真夜の言った、奏、とは名前なのだろう。賢人が何度目かの苦笑い挟んで言った。
「栞ちゃんからは、こちらの行動中に彼を見付けたら、一任するって言われているから、奏もそう伝えれば大丈夫さ。それに、俊君には聞く権利がある」
「また奏さんを飛び越えて栞様に聞いたんですか?はぁ……奏さんにいろいろ言われても、アタシは知りませんからね?」
呆れなのか、気疲れなのか、どちらともとれない表情の真夜が、再び、文章を追い始めると同時に、賢人がニコリと微笑んだ。
「無事だった理由はね、俊君のご両親が関係しているんだ」
「僕の……両親、ですか?事故で亡くなったとは聞いていたんですが……」
記憶がない俊にとって、両親の話しとなれば、興味を抱かないはずもない。曇った声音の裏に、これまでとは明らかに違う色が混ざっている。それに気付き、取り繕ろうように俊は口元を締めた。

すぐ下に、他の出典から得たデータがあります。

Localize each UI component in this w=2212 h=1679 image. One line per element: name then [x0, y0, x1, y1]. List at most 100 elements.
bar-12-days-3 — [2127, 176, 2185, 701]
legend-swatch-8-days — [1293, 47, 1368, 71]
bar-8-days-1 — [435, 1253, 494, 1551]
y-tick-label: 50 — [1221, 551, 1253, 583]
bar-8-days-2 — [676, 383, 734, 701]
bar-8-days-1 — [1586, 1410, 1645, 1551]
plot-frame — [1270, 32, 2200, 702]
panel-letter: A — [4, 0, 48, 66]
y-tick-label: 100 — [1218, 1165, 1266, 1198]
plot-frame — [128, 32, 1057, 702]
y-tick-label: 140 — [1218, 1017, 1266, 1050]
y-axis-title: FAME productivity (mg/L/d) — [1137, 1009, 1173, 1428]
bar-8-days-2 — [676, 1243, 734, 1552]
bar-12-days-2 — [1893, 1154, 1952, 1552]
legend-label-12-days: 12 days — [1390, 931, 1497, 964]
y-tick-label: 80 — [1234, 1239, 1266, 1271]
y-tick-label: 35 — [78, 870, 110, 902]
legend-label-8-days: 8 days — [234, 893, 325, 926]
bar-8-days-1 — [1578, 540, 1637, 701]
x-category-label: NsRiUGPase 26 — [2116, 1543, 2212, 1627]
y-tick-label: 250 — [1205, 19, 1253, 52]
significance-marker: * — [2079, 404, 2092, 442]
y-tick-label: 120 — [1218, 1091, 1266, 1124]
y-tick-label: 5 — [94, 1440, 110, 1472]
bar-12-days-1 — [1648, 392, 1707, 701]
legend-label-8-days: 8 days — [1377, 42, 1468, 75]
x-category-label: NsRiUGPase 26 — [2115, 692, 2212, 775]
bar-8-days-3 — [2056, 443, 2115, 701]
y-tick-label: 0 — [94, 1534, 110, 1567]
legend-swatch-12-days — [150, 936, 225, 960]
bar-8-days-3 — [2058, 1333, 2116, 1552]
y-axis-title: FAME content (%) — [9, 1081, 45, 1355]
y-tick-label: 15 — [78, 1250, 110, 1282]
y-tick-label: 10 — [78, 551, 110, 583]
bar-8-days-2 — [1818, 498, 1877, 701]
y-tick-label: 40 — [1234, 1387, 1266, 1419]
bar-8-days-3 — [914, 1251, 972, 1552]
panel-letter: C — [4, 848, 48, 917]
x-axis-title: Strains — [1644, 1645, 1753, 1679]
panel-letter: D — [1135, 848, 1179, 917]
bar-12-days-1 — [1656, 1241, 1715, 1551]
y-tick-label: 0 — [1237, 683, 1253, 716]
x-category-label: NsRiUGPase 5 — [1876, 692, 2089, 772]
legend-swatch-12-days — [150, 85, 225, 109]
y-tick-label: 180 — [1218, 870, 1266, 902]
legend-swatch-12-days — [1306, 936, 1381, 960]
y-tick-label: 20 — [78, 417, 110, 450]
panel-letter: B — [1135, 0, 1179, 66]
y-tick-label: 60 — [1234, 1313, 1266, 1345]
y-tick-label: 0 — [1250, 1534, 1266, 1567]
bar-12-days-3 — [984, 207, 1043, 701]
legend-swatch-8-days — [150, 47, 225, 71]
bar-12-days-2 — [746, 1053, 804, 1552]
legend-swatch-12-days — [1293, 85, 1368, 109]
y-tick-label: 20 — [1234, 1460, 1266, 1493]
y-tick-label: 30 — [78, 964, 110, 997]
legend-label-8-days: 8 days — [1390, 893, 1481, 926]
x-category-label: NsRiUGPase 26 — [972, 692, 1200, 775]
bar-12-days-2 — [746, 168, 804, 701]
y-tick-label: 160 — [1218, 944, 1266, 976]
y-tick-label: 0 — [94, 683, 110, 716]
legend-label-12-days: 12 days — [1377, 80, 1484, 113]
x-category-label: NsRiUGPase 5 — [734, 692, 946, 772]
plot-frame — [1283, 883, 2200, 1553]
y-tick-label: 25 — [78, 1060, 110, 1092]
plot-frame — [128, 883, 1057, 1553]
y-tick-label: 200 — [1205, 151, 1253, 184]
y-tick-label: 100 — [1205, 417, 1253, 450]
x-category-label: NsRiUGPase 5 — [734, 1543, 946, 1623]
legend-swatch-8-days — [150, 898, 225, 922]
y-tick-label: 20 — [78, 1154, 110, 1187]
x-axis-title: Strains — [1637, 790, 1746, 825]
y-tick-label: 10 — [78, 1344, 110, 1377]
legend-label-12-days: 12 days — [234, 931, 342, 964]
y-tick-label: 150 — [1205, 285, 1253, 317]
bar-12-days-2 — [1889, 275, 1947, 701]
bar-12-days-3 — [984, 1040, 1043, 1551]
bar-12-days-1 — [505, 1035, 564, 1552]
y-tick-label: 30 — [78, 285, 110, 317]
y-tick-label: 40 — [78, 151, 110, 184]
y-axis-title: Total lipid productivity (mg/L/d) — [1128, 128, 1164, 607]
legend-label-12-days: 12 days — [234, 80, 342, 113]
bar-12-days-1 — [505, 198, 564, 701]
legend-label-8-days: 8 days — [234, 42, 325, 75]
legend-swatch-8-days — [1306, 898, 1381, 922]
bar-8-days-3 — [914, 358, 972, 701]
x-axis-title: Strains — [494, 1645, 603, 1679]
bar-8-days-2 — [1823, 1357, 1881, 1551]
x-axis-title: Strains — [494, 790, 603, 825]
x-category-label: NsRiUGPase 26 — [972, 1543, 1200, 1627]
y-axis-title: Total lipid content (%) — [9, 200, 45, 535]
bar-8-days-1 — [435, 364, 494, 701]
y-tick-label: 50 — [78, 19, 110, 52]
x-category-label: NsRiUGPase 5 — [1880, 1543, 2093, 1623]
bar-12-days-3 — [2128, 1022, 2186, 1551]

「俊君がそうなるのも無理はない。話しを続けると、罰の民は十五才を過ぎるまで、闇骸に見付からないように、特殊な術をかけられている。本来なら、その年齢に達するまで村を出られないのだけど、俊君のご両親は、より強力な術を施し、君を守る為に罰の民が住む村から逃げ出したんだ」
「僕を守る……?それは、あの……どうして……?」
「そうなるよね。君を守るのなら、いつものように十五才になるまで村から出さなければ良いだけだ。けど、そう出来なかった……その理由は……」
そこで、賢人の言葉を遮るように、甲高い音が室内に響いた。それが、インターホンだと気づいたときには、無遠慮に扉を叩く音と声が聞こえる。
「おーーい、しゅーーん!大丈夫かぁ?生きてるなら返事するっすーーおーーい!」
「ねぇ……声、大きいよ……もう少し、抑えたほうが……近所の人にも迷惑だし……」
妙に間延びした声の後に、まだ幼さが残る女性の声に、一度、壁時計を見上げた俊の顔に焦りの色が浮かんでいき、思わず、立ち上がろうとするが、二人を一瞥して動きを止めた。
真夜が本を床に置く。
「何よ、アタシ達だって、一応は客人でしょ、そう言ったら良いだけじゃない」
不機嫌そうな視線を玄関へ投げられても、交わしていた会話もあり、ここで迎え入れる訳にはいかない理由があるのだろう。しかし、俊の慌てようからして、なにか別の要素もありそうだ、と察した賢人が立ちあがり、迷いなく玄関へと歩き出す。
その様子を目で追っていた俊が短く叫んだ。